How can I be sure it’s using my GPU? Also, should I go down to a smaller model with this GPU; I realize it’s not a super high-end GPU. Honestly, I googled how to run DeepSeek R1 locally and chose one of the first links I came across. So is using Ollama the way to go, or might there be other potentially better ways to run LLMs?
EDIT: I definitely know that something’s not right. While I was trying to type this up, my desktop started thrashing due to Ollama using all of my memory, which is only 32GB.
You’ll be unable to fit an entire 70b model in a single 16GB GPU.
When you’re using ollama, you can use the ollama ps command to determine the status of it. Here’s an example of me using deepseek-r1:32b on my 6900xt, which also has 16GB of VRAM.
Because the 70b model is 42GB in size, you’ll likely need 48GB at minimum to run it entirely on GPUs.
Given that you only have 32GB of system memory, you’ll not be able to run 70b models with any amount of efficiency, because for each token generated, it will need to swap in and out the different sections of the model, which would result in 1 token every few seconds. You’d be better off measuring in tokens per minute, rather than tokens per second.

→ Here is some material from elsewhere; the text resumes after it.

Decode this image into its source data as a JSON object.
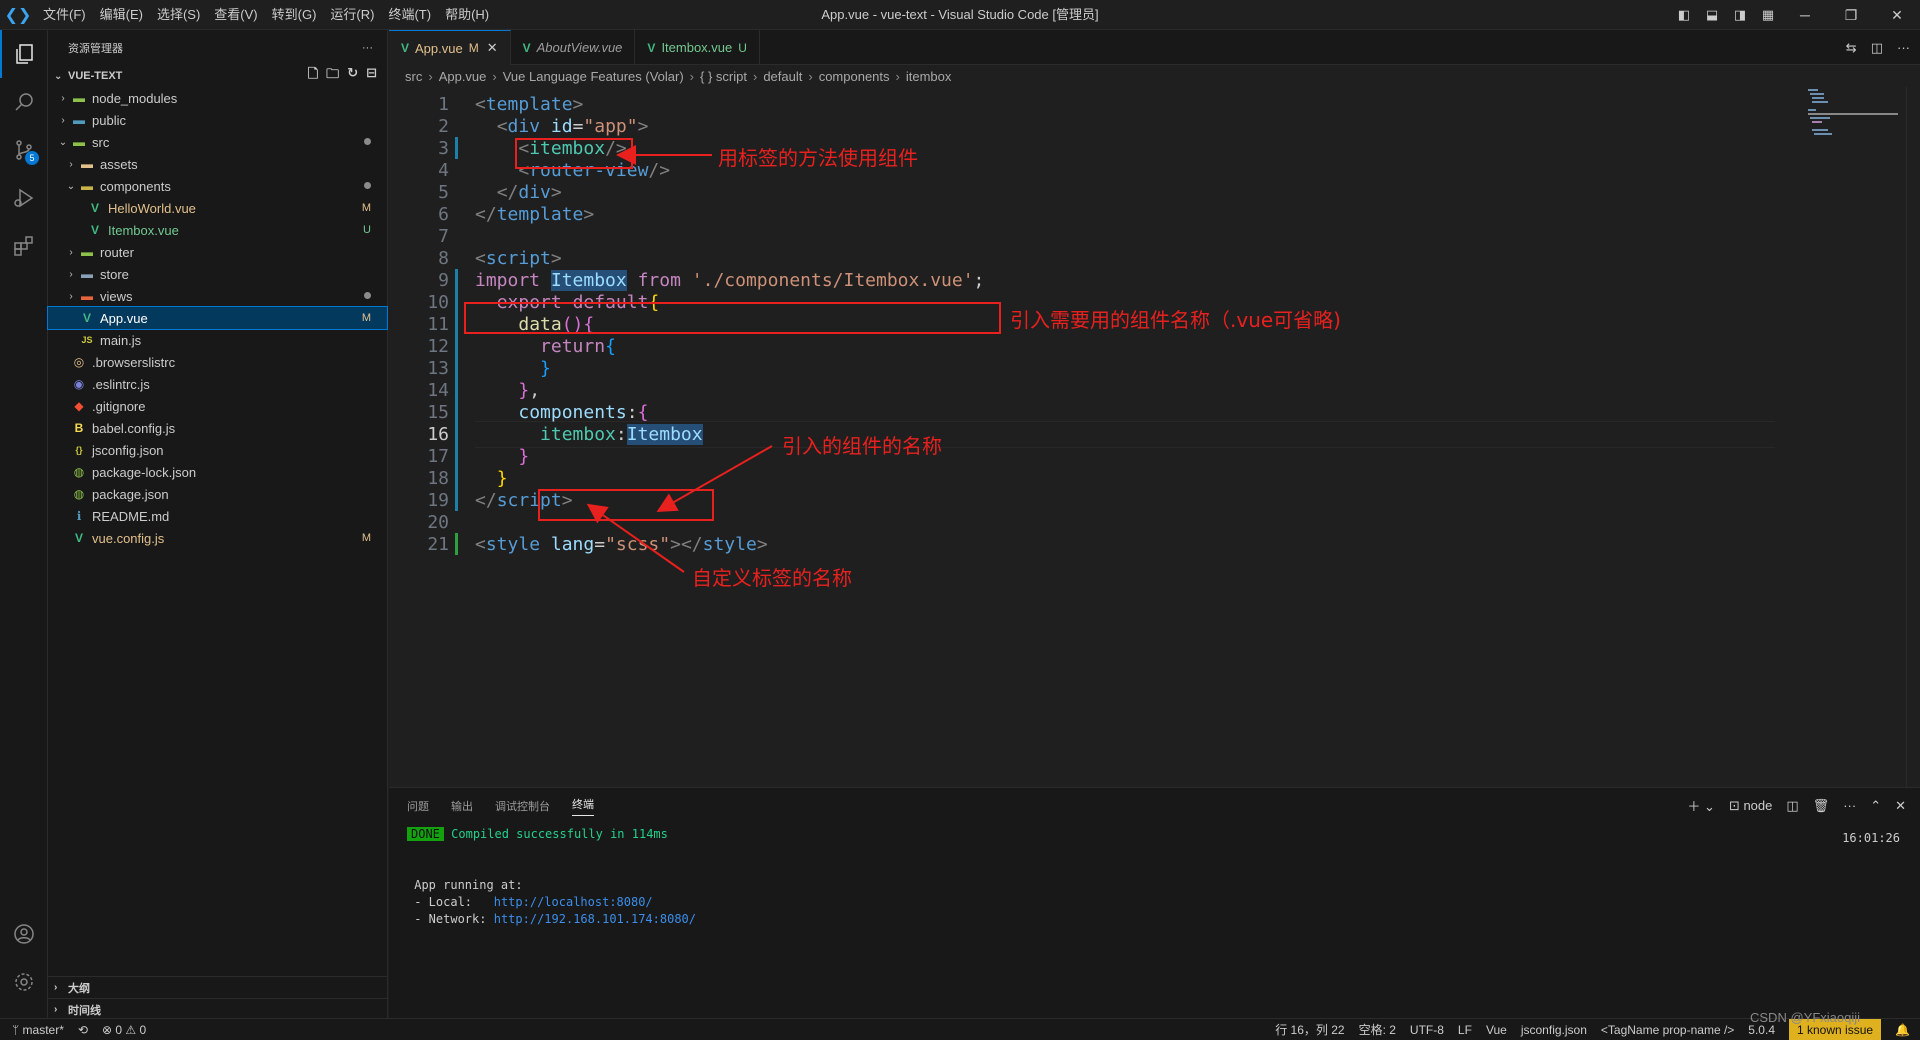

I highly recommend trying the 14b model, as that’s what I use when running deepseek on my local. It’s quick and only takes up ~11gb of vram.
Also keep in mind that the model needs to have GPU memory for context (previous user-input tokens and model-generated tokens it uses to remember the conversation history) and your OS will have some overhead as well. Considering all that, you’ll probably want to max out around 14ish billion parameters at ollama’s default quants.
don’t underestimate the usefulness of the lower parameter models. there are many strong 7b and 14b models out there that will fit on consumer gpus. And run faster not not having to offload to the cpu. I think it makes for a way better experience.
It really depends on your expected time to response. If you’re trying to have a “conversation” it makes sense to run a lower parameter model, but I’ve got 70b models that I’ll run on my CPU if I’m going to ask it something then step away for 20-30 minutes.
Another is that for every 1 Billion parameters ~ 1GB of Vram. Though the model size is a much better indicator of if the model will fit in your gpu.
There’s also a trade off between the parameters and quantization level. Generally for better model outputs, you want a higher parameter model at a the highest quantization level your system can handle.
Answer to the OP’s question: use the 14B r1 model for the 9070
Given the OP is running a rx 9070
the vram is ~12gb and the the model size is 9GB, the upper end of your models should be about 14B, as you should be able to run ~12B parameter models.
When your GPU doesn’t have enough vram to fit the model parameters for inference, ollama will use the system memory and cpu for inference. The tokens/second will be lower and slower compared to a gpu, but you can run bigger models at slower speeds
LMStudio is great, just keep in mind that the license is for personal use. Ollama has a MIT license, so if you are making money with your model endpoint, I’d definitely learn how to use it.
That said, I really like how they have hardware compatibility filters for models. It’s great if you don’t know what parameters and quantization. The devs also have someone who will frequently fine tune and release models when companies release them relatively quickly. I follow their discord to learn about new models XD
Other model suggestions: look into qwq for advanced reasoning models
If you are dead set on running a model similar to the r1 model, I would consider running qwq, as the r1 models on ollama are fine tuned qwen models
I’ve been trying out the unsloth models and I find that the outputs are much better than the base qwq models
The 70B model is a fine tuned llama model
Quantization vs Parameter count: Go for more parameters at a lower quantization when possible
Given the OP has a 12gb, I would start with the base 27B model as the size is only 16GB. If performance is good and fully utilizes the gpu enough stay there. Otherwise drop down to the 9B base model.
I would agree if you need a llm to follow your prompts, instruct is much better.
If you aren’t happy with the base models, try the instruct at higher quantization level and drop it down if ollama isn’t using your gpu. The next gemma version I’d try with the 9070, is the 27b-instruct-q3_K_S the model size is about 12 gb. If ollama is offloading it to the cpu, then I’d drop down to the 9b-instruct-q8_0 .
Repeat this process for any other popular models on ollama. The LocalLLaMA forum is a great place to see what models people use. The LM Studio and Ollama Discord servers are also great for learning when new models are available
Sorry for leaving this hanging. Doing a bunch of homelab stuff rn, and meanwhile work’s been busy while I have also been applying for jobs elsewhere. I’ll have to come back to this when I don’t have to deprioritize it.